The Future of AI

The wrong people are in charge of AI.

That might be an incendiary comment among those in the tech sphere who regularly trumpet the incredible advances in AI we are seeing every day, but I think deep down they know it’s true. I think even the actual people in charge of AI might secretly know it’s true.

What is the purpose of AI really? On its face, the goal is to allow machines to develop the capabilities to learn to think in a human-like way so they can ultimately perform human tasks. Sounds great. What human wouldn’t love a few tasks taken off their plate? Tasks are the worst!

Here’s the thing though, the people in charge of AI have it focused on all the wrong tasks. The “tasks” they are so actively focused on revolutionizing are all things that we do to avoid doing actual tasks. Spend a few moments thinking about how much of your time you spend everyday avoiding tasks. Did you just avoid thinking about how much you avoid tasks because it felt like a task so you checked your phone instead? Exactly, my point.

Let’s talk about one of the biggest “problems” AI is trying to solve, specifically improving internet search through answer engines like ChatGPT.

The powers that be in the world of AI want to revolutionize search so that you can get to the answers you’re looking for faster while clicking as few links as possible. That seems admirable, but when you think about your search engine usage, do you really want it to be fast or would you like it to take a little bit longer. Not minutes or hours, but when you’re searching for a new recipe or the name of the Bonus Jonas Brother, are you doing it because you need that information right this very second or do you need it because you are putting off writing a lengthy email to explain to your boss’s boss’s boss why the numbers from Q2 are skewed due to a technical glitch in your programmatic advertising software’s API connection to your reporting platform?

Let’s be very clear: No one was having a problem with search. Whatever studies these tech companies might be citing are dubious at best. No, the real problem that people are having is that their boss’s boss’s boss’s boss is in charge of AI and thinks we should all be getting back to the very unpleasant task at hand as quickly as possible.

Now I’m sure you’re thinking that generative AI could write this email that I’m putting off which would give me more time to find out if any Major League Baseball player has ever actually batted 1.000. Well, first let me take a minute to thank you for the segue.

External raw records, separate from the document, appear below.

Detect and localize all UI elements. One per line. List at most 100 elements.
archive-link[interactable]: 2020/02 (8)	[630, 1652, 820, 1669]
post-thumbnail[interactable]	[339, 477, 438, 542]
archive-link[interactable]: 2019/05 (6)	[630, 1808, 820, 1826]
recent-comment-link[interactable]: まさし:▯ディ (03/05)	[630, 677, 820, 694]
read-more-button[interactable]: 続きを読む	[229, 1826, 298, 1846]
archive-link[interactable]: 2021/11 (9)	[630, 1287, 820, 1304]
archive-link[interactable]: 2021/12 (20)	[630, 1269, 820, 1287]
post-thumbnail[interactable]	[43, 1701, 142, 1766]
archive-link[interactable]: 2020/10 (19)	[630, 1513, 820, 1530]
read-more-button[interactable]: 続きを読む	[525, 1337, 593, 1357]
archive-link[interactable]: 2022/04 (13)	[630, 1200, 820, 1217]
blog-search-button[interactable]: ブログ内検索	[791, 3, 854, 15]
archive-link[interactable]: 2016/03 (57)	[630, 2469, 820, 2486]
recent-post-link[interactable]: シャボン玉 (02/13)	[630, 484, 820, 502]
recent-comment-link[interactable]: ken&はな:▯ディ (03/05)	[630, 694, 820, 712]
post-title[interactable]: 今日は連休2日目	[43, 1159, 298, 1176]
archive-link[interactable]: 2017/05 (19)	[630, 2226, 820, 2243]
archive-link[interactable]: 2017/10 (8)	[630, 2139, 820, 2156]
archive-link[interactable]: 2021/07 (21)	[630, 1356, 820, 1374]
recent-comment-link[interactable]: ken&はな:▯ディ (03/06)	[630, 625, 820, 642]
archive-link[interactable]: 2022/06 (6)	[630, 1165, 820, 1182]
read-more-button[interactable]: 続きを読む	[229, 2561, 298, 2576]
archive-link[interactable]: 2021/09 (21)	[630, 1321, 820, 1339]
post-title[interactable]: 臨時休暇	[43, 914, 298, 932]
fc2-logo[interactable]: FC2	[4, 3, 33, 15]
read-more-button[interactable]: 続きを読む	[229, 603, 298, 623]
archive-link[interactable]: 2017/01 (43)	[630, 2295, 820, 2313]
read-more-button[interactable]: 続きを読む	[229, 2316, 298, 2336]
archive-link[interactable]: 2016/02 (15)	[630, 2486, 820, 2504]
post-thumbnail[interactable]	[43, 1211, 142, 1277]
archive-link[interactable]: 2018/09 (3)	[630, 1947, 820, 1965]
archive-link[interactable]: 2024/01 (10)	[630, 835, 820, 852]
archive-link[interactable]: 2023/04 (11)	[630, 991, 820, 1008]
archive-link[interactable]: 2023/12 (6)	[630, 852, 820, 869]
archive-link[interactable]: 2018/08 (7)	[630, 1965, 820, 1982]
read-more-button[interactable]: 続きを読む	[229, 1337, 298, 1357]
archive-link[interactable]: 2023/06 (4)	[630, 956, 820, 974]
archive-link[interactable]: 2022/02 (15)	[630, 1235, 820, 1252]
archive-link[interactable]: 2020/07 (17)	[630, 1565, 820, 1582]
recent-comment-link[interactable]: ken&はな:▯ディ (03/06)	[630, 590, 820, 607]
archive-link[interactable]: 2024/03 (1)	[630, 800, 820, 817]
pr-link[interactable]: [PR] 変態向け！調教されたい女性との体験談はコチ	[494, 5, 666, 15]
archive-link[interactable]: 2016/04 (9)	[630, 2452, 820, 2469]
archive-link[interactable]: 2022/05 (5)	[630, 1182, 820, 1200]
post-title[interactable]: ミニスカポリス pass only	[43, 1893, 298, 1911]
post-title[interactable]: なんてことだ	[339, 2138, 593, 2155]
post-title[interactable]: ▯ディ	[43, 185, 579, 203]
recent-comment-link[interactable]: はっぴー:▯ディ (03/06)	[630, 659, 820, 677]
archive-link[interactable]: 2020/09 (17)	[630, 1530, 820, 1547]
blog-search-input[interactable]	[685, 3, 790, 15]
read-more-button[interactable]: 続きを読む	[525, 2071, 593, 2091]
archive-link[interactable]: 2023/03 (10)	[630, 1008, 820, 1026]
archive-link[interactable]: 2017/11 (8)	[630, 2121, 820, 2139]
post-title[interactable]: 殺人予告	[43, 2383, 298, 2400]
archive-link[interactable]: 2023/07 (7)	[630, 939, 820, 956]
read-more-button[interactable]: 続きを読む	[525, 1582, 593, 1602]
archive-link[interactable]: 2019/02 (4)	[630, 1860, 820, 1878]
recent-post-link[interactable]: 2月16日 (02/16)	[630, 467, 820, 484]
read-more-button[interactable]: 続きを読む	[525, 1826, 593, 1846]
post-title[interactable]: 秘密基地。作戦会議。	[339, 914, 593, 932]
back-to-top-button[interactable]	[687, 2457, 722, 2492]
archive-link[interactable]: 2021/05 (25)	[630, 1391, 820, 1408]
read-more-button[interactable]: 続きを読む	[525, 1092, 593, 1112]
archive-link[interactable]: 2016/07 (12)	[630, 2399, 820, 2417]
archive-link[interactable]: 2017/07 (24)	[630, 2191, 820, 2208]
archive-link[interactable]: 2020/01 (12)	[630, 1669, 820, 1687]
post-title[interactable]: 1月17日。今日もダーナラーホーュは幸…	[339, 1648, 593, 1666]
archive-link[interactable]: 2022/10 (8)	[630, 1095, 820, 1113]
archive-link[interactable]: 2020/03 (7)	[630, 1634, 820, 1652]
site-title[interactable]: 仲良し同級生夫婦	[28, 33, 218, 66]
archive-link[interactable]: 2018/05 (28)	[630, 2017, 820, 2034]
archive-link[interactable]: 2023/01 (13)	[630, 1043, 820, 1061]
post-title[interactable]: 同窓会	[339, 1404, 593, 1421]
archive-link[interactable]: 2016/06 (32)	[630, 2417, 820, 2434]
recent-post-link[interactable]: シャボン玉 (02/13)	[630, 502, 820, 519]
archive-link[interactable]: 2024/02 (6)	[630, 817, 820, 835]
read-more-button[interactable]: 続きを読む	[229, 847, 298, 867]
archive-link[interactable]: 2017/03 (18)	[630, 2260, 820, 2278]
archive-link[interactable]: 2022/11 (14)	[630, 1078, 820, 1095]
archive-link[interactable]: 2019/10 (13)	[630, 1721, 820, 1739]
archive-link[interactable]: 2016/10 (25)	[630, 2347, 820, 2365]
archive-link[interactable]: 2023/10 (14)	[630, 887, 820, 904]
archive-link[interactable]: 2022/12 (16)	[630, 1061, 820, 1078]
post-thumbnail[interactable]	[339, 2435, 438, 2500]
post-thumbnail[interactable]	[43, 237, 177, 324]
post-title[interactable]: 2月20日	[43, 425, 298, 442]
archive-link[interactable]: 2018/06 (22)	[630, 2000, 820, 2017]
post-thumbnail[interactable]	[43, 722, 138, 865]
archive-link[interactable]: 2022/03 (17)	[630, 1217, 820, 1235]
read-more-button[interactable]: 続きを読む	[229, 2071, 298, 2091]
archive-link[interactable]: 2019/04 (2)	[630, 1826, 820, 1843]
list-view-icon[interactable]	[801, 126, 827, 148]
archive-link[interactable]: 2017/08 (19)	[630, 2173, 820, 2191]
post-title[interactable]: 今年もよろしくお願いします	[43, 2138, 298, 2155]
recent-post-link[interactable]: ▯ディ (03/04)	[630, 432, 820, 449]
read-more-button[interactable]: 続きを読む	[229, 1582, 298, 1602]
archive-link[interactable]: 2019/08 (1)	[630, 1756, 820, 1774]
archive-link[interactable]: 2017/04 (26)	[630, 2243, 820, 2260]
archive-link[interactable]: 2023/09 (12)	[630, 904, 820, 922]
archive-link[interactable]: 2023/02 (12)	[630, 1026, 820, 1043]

I was just about to get into generative AI and wasn’t sure how I could change topics and you came through in the clutch. I really appreciate it. Bravo!

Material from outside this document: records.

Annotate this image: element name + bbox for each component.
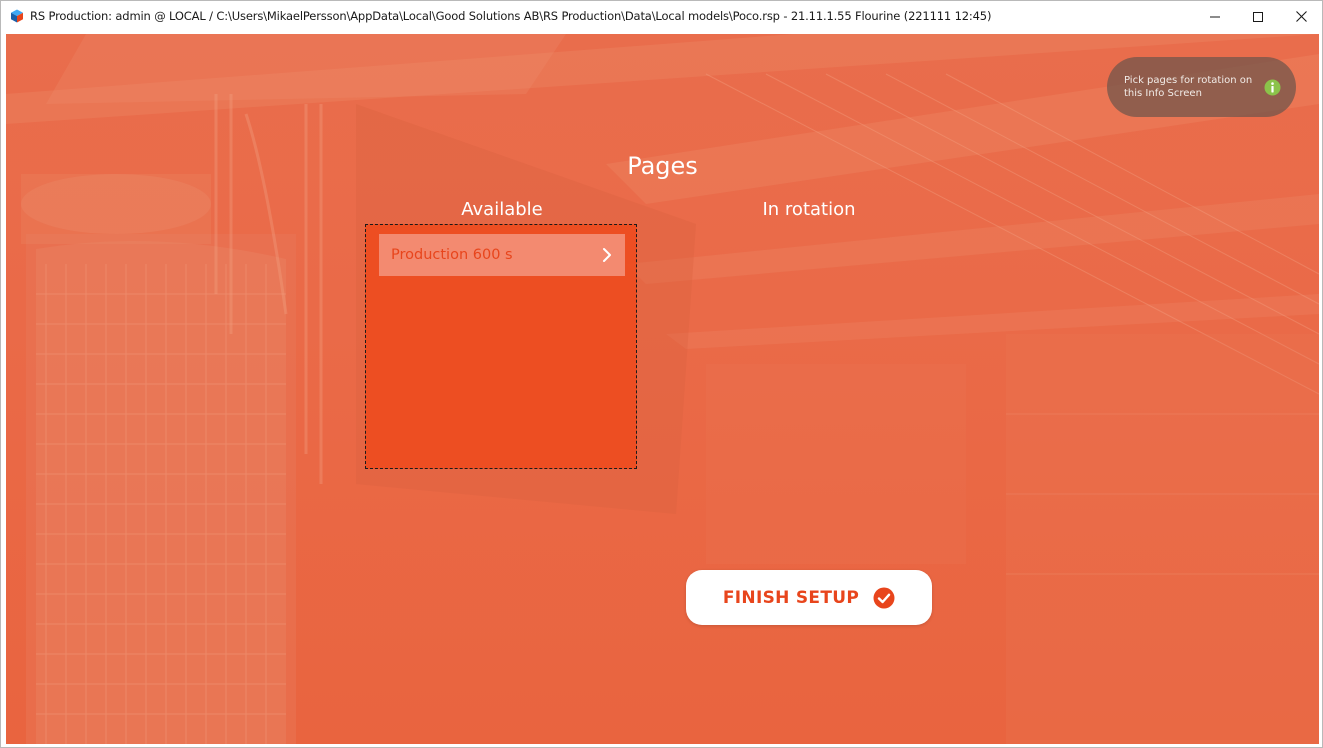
info-icon[interactable] <box>1264 79 1281 96</box>
minimize-icon <box>1210 16 1220 17</box>
app-window: RS Production: admin @ LOCAL / C:\Users\… <box>0 0 1323 748</box>
in-rotation-column-label: In rotation <box>762 199 856 220</box>
pages-heading: Pages <box>627 152 698 180</box>
available-page-item[interactable]: Production 600 s <box>379 234 625 276</box>
chevron-right-icon <box>603 248 611 262</box>
info-screen-setup: Pages Available In rotation Production 6… <box>6 34 1319 744</box>
available-column-label: Available <box>461 199 543 220</box>
app-logo-icon <box>11 9 23 23</box>
available-page-item-label: Production 600 s <box>391 247 513 263</box>
info-tooltip-text: Pick pages for rotation on this Info Scr… <box>1124 75 1253 99</box>
finish-setup-button[interactable]: FINISH SETUP <box>686 570 932 625</box>
maximize-button[interactable] <box>1235 1 1281 32</box>
window-title: RS Production: admin @ LOCAL / C:\Users\… <box>30 9 992 23</box>
close-icon <box>1295 11 1307 22</box>
minimize-button[interactable] <box>1192 1 1238 32</box>
title-bar[interactable]: RS Production: admin @ LOCAL / C:\Users\… <box>1 1 1322 32</box>
maximize-icon <box>1253 11 1263 22</box>
info-tooltip: Pick pages for rotation on this Info Scr… <box>1107 57 1296 117</box>
check-circle-icon <box>873 587 895 608</box>
finish-setup-label: FINISH SETUP <box>722 587 860 608</box>
background-image <box>6 34 1319 744</box>
close-button[interactable] <box>1278 1 1323 32</box>
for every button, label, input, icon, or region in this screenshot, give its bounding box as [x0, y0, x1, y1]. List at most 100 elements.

Yes, I could put all the salient facts into a generative AI platform that would then turn my thoughts into paragraphs that I could edit and pass off as my own email, but it’s really the editing process that’s the nightmare. Finding the exact right tone in a business email to a higher up is a minefield. Let’s say you have to report some bad news. First, you have to accept responsibility for whatever happened while still making it very clear that it’s not your fault. Then you have to assign blame to some unforeseen circumstance, but make it clear that you not being able to foresee said circumstance was not a personal failing on your part. Then you have to explain how you will put a process in place to ensure that the situation will never happen again while defending the current processes that are in place, which are working the way they are supposed to and that this was just an outlier. And you have to do all of this while making sure you make the person you're emailing feel very smart about something they know nothing about. I don’t care how much time the various AI platforms are logging to read every little thing I’ve ever written, it is just never going to get to that level of nuance.

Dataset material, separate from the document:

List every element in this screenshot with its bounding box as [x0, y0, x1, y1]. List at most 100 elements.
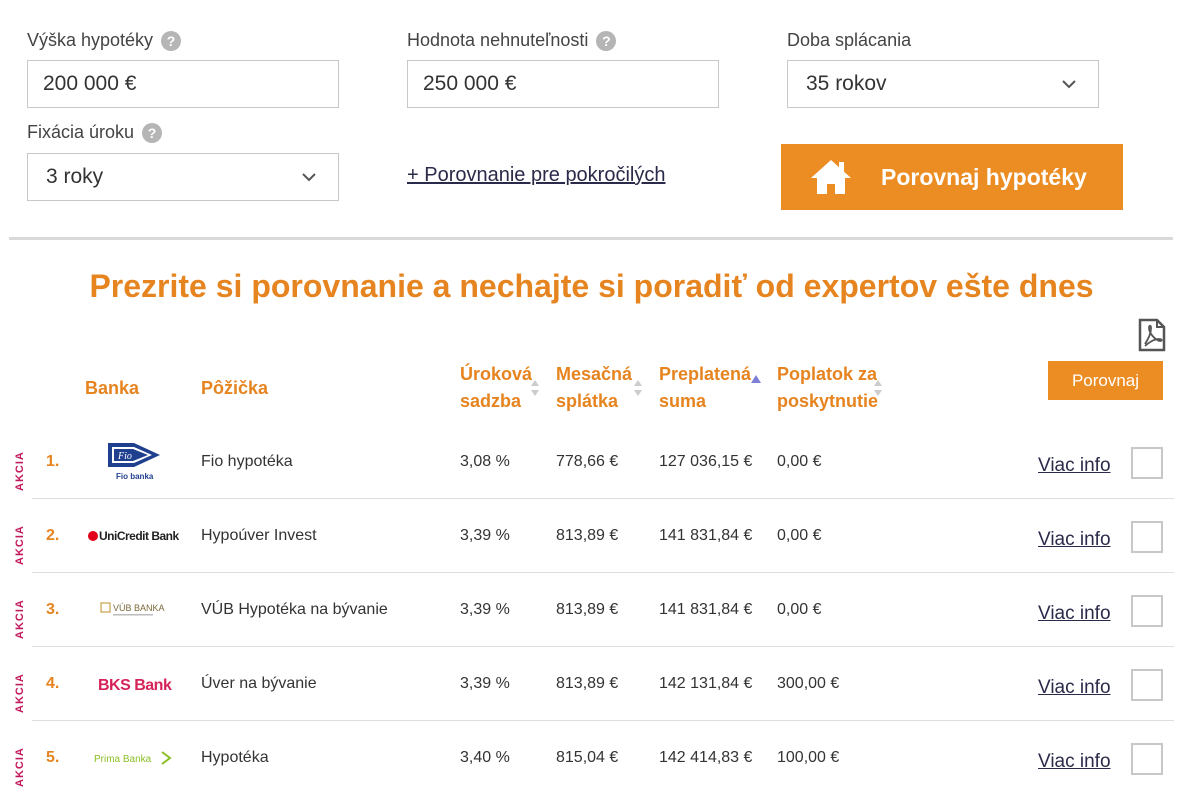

That’s because the People Running AI don’t have to write emails like that. They have to write the sort of emails that generative AI are programmed to write: blunt, technical emails that try to be vaguely positive, but ring false to the person actually reading it. That’s because these are tech people who became executives without going through the crucial step of spending most of their 20’s and 30’s figuring out how delicate upper management can be and how much energy must be spent to try to keep them placated.

On top of this, once you get a taste for people sending delicately worded emails to you, you’re not going to want to give that up. Think of the sheer power you would feel knowing that your underlings had to spend hours crafting an email to you. It’s got to be an intoxicating feeling, so you’re not going to want to program an AI to do that for people. You’re going to want that to be the only thing your employees are doing to avoid other tasks. The People Running AI want your downtime to be spent worrying about whether the email you’re writing is going to get you fired and not horsing about on the internet trying to determine whether or not Viola Davis would be considered a character actress.

Look, I might not be the first to sing the praises of AI, but I’ll at least show, maybe even place depending on the field. There are amazing advances in AI that will help us solve previously unsolvable problems and make the world a better place. The People Running AI have spent a lot of time understanding those problems and how AI can help. What they haven’t spent a lot of time doing is being regular people who just don’t want to empty the dishwasher again. They just don’t understand what it’s like to be a regular joe who has stupid duties at work and chores at home and only gets a fleeting moment’s peace when they are trying to find a GIF of a video that they kind of remember seeing on the local news as a kid.

So, what do we do if the People Running AI, can’t relate to the rest of humanity anymore? Well, I assume now that I’ve pointed out the problem, they’ll come up with an AI solution for it and I’m really hoping I get a piece of the action for suggesting the idea.